Les cas d’obésité purement génétique sont rares (dus à la mutation d’un gène). Le plus souvent, on a des prédispositions génétiques à l’excès de poids, qui ne vont pas forcément s’exprimer. Tout dépend de l’hygiène de vie. « Si l’on fait du sport et que l’on s’alimente correctement, il n’y a pas de surpoids ni d’obésité fatale », assure le Dr Lecerf. Donc, même si l’on grandit dans une famille qui n’aide pas à manger sainement, tout ne se joue pas avant 6 ans ! Même si le nombre de cellules graisseuses (adipocytes) s’est multiplié et que, une fois acquis, il ne peut pas diminuer. « L’important n’est pas tant la quantité des adipocytes que leur taille : le fait qu’ils soient remplis ou non de graisses. Or on peut toujours diminuer leur volume en réduisant son alimentation. » Ce qui sera d’autant plus facile que l’obésité est récente.

Le rôle du microbiote 

Et si le surpoids et l’obésité étaient liés à la composition du microbiote intestinal ? Comprenez que, parmi les milliards de bactéries qui le composent, certaines fabriquent des substances qui influent sur la production des hormones régulant la satiété et la faim. Un déséquilibre (dysbiose) va modifier le comportement alimentaire. Voilà ce qui peut arriver chez les enfants et les ados ayant pris beaucoup d’antibiotiques ou soumis à des stress importants. Leur dysbiose se traduit par une montée de la production de GLP1 (hormone qui stimule le signal de la faim) au niveau des intestins. A l’inverse, une alimentation déséquilibrée peut altérer la flore intestinale, surtout chez des jeunes adeptes de malbouffe. Résultat, le microbiote ne joue plus son rôle protecteur de la muqueuse intestinale, qui devient poreuse. Passent alors dans le sang des substances responsables d’une inflammation à bas bruit, notamment au niveau du tissu adipeux et du cerveau. D’où l’apparition possible d’une anxiété, voire d’une dépression… qui incite aux troubles compulsifs alimentaires pour compenser le mal-être.
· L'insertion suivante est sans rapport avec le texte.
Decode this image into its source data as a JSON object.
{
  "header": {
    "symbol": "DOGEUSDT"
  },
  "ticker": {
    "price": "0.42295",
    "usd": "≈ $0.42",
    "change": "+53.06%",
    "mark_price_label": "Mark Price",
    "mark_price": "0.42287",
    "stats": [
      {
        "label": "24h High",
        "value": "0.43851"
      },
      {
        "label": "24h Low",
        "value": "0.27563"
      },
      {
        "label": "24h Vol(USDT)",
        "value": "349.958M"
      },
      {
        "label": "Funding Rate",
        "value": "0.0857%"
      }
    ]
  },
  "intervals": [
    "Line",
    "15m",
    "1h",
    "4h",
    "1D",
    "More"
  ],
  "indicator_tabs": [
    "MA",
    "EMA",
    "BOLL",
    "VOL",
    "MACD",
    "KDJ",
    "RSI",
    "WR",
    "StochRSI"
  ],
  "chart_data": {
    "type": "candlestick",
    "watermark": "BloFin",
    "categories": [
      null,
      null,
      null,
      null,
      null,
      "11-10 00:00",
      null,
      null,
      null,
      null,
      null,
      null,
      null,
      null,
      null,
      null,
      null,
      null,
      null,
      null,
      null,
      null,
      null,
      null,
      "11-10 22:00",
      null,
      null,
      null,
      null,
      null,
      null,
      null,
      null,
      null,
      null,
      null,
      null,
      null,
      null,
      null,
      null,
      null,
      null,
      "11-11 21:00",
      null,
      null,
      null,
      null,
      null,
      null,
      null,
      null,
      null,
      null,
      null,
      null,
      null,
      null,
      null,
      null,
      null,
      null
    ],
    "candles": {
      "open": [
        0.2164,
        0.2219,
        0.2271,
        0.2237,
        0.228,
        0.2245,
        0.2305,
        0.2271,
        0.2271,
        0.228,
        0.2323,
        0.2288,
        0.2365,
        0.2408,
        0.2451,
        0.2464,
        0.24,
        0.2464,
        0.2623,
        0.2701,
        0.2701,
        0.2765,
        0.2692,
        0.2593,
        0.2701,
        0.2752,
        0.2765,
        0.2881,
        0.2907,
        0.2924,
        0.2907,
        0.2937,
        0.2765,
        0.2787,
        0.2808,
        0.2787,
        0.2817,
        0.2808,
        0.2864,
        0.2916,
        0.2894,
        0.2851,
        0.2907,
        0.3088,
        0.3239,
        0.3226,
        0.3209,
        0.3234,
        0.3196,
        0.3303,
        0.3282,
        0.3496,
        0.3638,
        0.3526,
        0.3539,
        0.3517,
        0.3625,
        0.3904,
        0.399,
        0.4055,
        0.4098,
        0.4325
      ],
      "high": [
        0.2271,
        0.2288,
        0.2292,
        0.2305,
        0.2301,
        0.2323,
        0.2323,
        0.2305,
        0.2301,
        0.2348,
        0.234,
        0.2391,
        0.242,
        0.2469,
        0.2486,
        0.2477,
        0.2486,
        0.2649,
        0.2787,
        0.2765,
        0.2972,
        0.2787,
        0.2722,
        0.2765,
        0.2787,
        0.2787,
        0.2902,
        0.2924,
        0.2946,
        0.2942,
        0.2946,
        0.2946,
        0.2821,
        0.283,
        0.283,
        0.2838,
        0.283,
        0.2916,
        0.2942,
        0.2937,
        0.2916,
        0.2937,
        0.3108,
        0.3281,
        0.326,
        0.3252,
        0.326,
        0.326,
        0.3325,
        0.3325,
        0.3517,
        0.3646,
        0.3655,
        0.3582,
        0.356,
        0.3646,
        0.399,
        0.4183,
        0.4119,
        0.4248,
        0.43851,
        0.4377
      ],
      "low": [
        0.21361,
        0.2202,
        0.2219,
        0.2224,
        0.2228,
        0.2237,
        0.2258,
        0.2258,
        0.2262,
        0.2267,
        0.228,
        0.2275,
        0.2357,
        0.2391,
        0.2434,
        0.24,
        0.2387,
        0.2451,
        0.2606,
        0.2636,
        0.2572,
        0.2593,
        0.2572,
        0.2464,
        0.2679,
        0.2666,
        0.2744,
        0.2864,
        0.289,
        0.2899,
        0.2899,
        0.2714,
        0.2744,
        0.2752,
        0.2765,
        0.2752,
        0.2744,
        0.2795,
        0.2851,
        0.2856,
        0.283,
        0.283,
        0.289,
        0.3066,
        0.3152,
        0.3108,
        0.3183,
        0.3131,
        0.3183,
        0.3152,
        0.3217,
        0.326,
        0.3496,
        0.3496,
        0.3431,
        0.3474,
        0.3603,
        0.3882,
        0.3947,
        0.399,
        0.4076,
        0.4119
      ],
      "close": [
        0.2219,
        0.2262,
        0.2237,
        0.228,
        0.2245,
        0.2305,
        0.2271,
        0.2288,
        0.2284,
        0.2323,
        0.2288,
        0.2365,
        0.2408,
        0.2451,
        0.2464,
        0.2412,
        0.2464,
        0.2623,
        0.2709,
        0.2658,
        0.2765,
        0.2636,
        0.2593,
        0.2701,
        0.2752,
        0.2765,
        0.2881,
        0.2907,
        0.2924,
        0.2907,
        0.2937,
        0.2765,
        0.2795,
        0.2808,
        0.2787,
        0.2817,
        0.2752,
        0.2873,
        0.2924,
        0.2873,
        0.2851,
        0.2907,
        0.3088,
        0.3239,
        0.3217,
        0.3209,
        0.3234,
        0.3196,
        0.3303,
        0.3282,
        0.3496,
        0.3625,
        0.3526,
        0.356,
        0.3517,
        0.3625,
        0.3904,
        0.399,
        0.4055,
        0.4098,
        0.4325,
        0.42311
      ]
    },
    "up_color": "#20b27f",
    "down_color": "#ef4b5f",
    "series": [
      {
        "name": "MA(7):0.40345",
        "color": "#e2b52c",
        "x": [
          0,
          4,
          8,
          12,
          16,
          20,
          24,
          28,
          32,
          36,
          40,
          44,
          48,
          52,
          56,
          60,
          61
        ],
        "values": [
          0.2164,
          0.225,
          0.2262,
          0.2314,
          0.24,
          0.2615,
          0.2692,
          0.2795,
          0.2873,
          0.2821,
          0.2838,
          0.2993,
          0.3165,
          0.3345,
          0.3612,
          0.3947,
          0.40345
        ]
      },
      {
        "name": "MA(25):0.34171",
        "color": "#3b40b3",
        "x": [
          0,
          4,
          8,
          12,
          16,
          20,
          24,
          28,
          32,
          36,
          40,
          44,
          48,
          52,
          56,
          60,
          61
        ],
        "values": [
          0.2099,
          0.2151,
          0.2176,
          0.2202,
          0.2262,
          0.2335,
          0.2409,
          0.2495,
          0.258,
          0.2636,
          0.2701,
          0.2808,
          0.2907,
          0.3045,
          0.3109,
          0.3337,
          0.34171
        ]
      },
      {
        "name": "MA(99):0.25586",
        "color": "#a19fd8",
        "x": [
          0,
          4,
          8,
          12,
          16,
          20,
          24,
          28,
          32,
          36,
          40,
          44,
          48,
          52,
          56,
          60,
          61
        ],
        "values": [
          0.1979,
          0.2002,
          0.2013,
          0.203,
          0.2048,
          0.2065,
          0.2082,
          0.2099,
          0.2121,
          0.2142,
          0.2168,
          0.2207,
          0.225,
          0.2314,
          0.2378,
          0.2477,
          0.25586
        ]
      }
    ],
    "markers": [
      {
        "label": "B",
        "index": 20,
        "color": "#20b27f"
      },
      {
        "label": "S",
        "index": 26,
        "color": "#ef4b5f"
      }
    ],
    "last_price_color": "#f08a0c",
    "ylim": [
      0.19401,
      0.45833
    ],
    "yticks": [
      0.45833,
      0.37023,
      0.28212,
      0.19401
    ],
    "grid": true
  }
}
Pas de régime pendant la grossesse ! 

S’il ne faut pas prendre trop de poids durant la grossesse, l’inverse est vrai aussi. Un régime restrictif peut conduire le fœtus à économiser l’énergie, de peur de manquer de calories, et à se mettre au ralenti. Le bébé aura un petit poids à la naissance et gardera son esprit « économe » en grandissant. Il risque alors de stocker plus vite que les autres tout ce qui est en surplus dans son alimentation. A l’âge adulte, il aura tendance à développer des graisses, surtout abdominales, et aura un risque élevé de diabète et de maladies cardio-vasculaires.